The first derangement which usually occurs in heart failure patients is the retention of salt and water, which causes an expansion of the patient’s blood volume resulting in congestion in the lungs. Once cardiac patients reach the point of requiring hospitalization, their prognosis is grim: 30% to 40% are dead within a year of their first admission. Congestive heart failure is the #1 cause for hospitalization in patients over 65 and costs an estimated $35 to $37 billion in hospital costs annually. Approximately 25% of patients admitted for heart failure are so unstable that they are readmitted within 30 days. In 2013, Medicare instituted penalties for hospitals if patients were readmitted within 30 days or fewer. These financial penalties are designed to motivate hospitals to avoid the premature discharge of patients who are unstable. For hospitals, the problem is that they are paid a fixed fee for certain diagnoses, such as decompensated heart failure, whether the patient is in the hospital for 2 days or 6 days. Hospitals, therefore, have a great financial incentive to discharge patients as early as possible.

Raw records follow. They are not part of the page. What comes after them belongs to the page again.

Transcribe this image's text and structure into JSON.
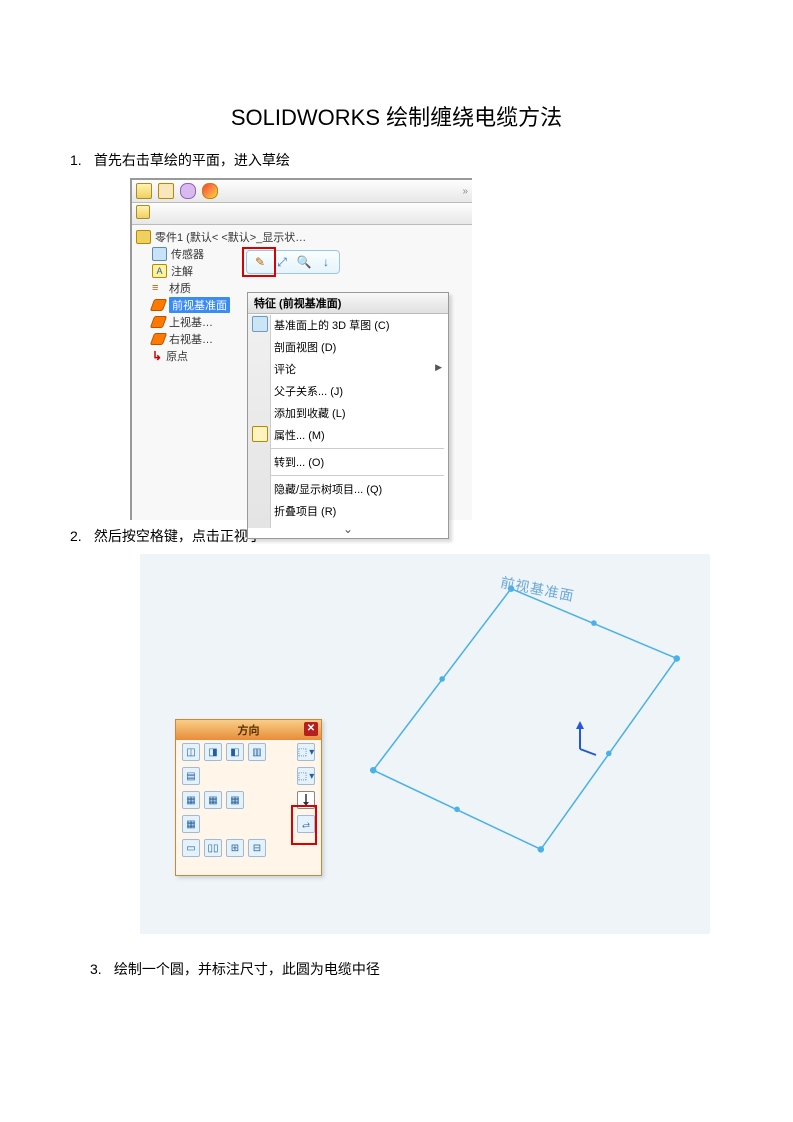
{
  "title": "SOLIDWORKS  绘制缠绕电缆方法",
  "step1": "首先右击草绘的平面，进入草绘",
  "step2": "然后按空格键，点击正视于",
  "step3": "绘制一个圆，并标注尺寸，此圆为电缆中径",
  "num1": "1.",
  "num2": "2.",
  "num3": "3.",
  "tree": {
    "part": "零件1  (默认< <默认>_显示状…",
    "sensors": "传感器",
    "annotations": "注解",
    "material": "材质",
    "frontPlane": "前视基准面",
    "topPlane": "上视基",
    "rightPlane": "右视基",
    "origin": "原点"
  },
  "contextMenu": {
    "title": "特征  (前视基准面)",
    "sketch3d": "基准面上的 3D 草图 (C)",
    "sectionView": "剖面视图  (D)",
    "comment": "评论",
    "parentChild": "父子关系... (J)",
    "addFav": "添加到收藏 (L)",
    "properties": "属性... (M)",
    "goto": "转到... (O)",
    "hideShow": "隐藏/显示树项目... (Q)",
    "collapse": "折叠项目 (R)"
  },
  "orientation": {
    "title": "方向",
    "planeLabel": "前视基准面"
  }
}
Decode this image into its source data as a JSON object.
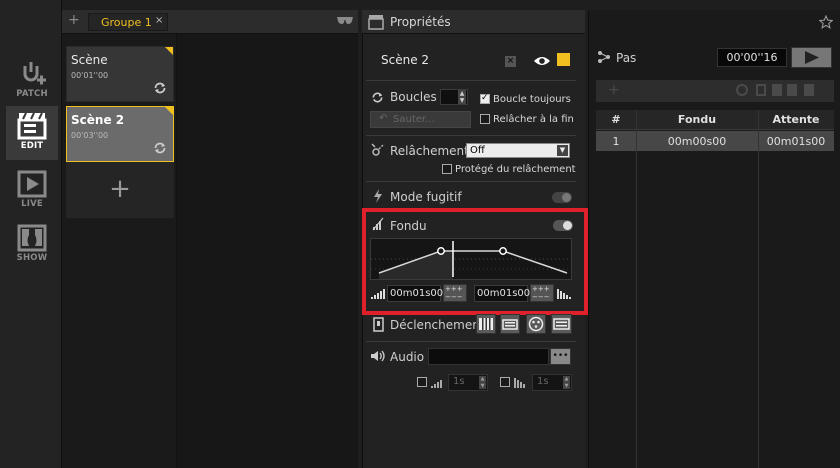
{
  "modebar": {
    "items": [
      {
        "label": "PATCH",
        "active": false
      },
      {
        "label": "EDIT",
        "active": true
      },
      {
        "label": "LIVE",
        "active": false
      },
      {
        "label": "SHOW",
        "active": false
      }
    ]
  },
  "scenes": {
    "add_tab_symbol": "+",
    "group_tab": "Groupe 1",
    "group_close": "×",
    "items": [
      {
        "name": "Scène",
        "time": "00'01''00",
        "selected": false
      },
      {
        "name": "Scène 2",
        "time": "00'03''00",
        "selected": true
      }
    ],
    "add_scene_symbol": "+"
  },
  "properties": {
    "title": "Propriétés",
    "scene_name": "Scène 2",
    "accent_color": "#f0c020",
    "loops": {
      "label": "Boucles",
      "value": "",
      "loop_always_label": "Boucle toujours",
      "loop_always_checked": true,
      "skip_button": "Sauter...",
      "release_at_end_label": "Relâcher à la fin",
      "release_at_end_checked": false
    },
    "release": {
      "label": "Relâchement",
      "selected": "Off",
      "protected_label": "Protégé du relâchement",
      "protected_checked": false
    },
    "fugitive": {
      "label": "Mode fugitif",
      "enabled": false
    },
    "fade": {
      "label": "Fondu",
      "enabled": true,
      "fade_in": "00m01s00",
      "fade_out": "00m01s00",
      "highlight_color": "#e0202a"
    },
    "trigger": {
      "label": "Déclenchemer"
    },
    "audio": {
      "label": "Audio",
      "file": "",
      "browse_button": "•••",
      "fade_in_value": "1s",
      "fade_out_value": "1s",
      "fade_in_checked": false,
      "fade_out_checked": false
    }
  },
  "steps": {
    "title": "Pas",
    "time": "00'00''16",
    "add_symbol": "+",
    "columns": [
      "#",
      "Fondu",
      "Attente"
    ],
    "rows": [
      {
        "num": "1",
        "fade": "00m00s00",
        "wait": "00m01s00"
      }
    ]
  }
}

Physicians treating congestive heart failure are not currently able to form an accurate picture of the patient’s blood volume status using routine clinical and laboratory evaluation. Yet the stakes are high for accurate assessment of this high-needs patient population. Overly aggressive treatment may precipitate kidney failure, while incomplete treatment may result in the patient becoming symptomatic within 30 days or less and being readmitted to the hospital. Anemia is an important consideration in determining the treatment approach.
The research by Dr. Miller is a clear signal that direct blood volume measurement with the Daxor BVA-100 Blood Volume Analyzer enables physicians to accurately quantify the blood volume derangement underlying congestive heart failure presentation and offers the potential to calibrate treatment more precisely than has been possible in the past.

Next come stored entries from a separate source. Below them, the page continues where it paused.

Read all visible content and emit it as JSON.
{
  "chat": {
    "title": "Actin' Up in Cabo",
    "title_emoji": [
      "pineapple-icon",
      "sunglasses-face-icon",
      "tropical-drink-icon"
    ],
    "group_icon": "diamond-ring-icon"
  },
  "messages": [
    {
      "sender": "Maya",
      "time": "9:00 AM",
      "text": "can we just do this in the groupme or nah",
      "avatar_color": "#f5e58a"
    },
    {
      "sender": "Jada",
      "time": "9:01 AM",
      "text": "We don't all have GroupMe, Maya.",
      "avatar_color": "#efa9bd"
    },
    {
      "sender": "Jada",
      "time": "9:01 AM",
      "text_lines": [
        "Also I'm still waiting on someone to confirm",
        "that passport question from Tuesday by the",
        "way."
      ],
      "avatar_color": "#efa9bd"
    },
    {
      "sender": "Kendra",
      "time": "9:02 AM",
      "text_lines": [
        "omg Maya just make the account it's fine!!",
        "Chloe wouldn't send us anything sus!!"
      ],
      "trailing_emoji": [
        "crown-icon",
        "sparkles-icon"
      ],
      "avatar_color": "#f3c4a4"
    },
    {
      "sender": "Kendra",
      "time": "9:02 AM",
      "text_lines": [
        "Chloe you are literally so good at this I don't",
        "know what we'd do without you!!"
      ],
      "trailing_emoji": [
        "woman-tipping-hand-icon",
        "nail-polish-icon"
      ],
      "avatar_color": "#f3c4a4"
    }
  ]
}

Additionally, at a panel on the measurement of congestion in heart failure, Dr. Miller’s work with blood volume analysis was cited as important and intriguing in view of the urgent need to better understand and address the heterogeneity and complexity of heart failure patients.
The HFSA meeting is attended by more than 1,800 physicians and specialized cardiac nurses, The Mayo Clinic is listed as the #1 hospital in the U.S. out of more than 4,000 institutions; its cardiology department, where Dr. Miller’s research was performed, is listed as the #2 cardiology department in the U.S.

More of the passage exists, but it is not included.